More than once, Athos had thought over those last months they'd had with him – of what Aramis might have needed, and never said. Of what Athos himself might have seen and ignored. What he'd missed. What he'd dismissed. What they'd almost lost.

Losses and gains never trade without sacrifice, Athos knows. And he thinks Aramis, here, has not been the worst of those possibilities. Not the worst of blessings.

A shuffling of movement draws his attention from under the archway. Athos looks and catches Porthos's eye, but they do not speak.

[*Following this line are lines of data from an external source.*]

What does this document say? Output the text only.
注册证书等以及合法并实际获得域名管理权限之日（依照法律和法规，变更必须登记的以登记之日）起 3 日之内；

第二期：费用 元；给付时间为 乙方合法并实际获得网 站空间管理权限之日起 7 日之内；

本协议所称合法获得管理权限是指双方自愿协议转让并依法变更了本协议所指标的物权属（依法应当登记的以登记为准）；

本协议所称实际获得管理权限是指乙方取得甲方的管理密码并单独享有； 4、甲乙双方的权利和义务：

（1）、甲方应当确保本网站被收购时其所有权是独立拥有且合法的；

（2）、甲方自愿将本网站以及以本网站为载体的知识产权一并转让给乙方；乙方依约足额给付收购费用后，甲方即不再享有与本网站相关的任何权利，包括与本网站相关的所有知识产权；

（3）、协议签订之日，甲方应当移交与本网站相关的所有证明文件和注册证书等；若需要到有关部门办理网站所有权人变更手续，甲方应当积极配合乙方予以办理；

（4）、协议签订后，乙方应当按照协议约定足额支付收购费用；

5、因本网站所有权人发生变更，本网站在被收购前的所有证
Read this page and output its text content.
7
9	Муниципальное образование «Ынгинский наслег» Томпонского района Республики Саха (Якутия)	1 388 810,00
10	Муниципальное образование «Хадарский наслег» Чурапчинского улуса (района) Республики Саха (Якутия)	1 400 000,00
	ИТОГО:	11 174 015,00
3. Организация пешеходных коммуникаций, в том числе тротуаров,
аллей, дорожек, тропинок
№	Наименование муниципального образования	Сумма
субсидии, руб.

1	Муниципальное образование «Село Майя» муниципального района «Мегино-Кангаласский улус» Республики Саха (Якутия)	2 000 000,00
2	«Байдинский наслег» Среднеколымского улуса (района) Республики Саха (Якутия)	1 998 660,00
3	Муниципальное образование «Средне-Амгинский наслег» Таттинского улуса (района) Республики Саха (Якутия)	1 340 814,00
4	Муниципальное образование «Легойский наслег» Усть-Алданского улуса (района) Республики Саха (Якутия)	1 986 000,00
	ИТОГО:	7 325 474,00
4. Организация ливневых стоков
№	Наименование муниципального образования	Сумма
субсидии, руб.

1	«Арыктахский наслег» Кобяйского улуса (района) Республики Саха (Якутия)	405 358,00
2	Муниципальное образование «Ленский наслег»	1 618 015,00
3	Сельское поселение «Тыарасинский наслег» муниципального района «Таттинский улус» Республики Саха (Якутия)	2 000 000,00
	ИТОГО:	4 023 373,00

One clings to family. And one loses it.

Life repeats itself.

x

Notes: As Athos, Porthos, and d'Artagnan did not seem to recognize the monastery in the pilot episode, it made sense to me that this was not the precise location where Aramis had started his religious journey. Douai, at this time, had a longstanding reputation of religious focus, and was built around several religious colleges and orders, notably some prominent institutions built and populated by religious exiles. The worry about interjected spies in times of conflict was not unheard of. Add to that, the entire region of the Spanish Netherlands was a politically complicated and culturally diverse place. Especially at this time. I imagine all four of our musketeers would have learned new languages to better serve their functions.

All that said, I'm playing loose and fast with these facts and how they fit into the story. No more or less than the show itself, however. For example, there was a typhus outbreak in Douai, as I allude, but in real life it happened several years later.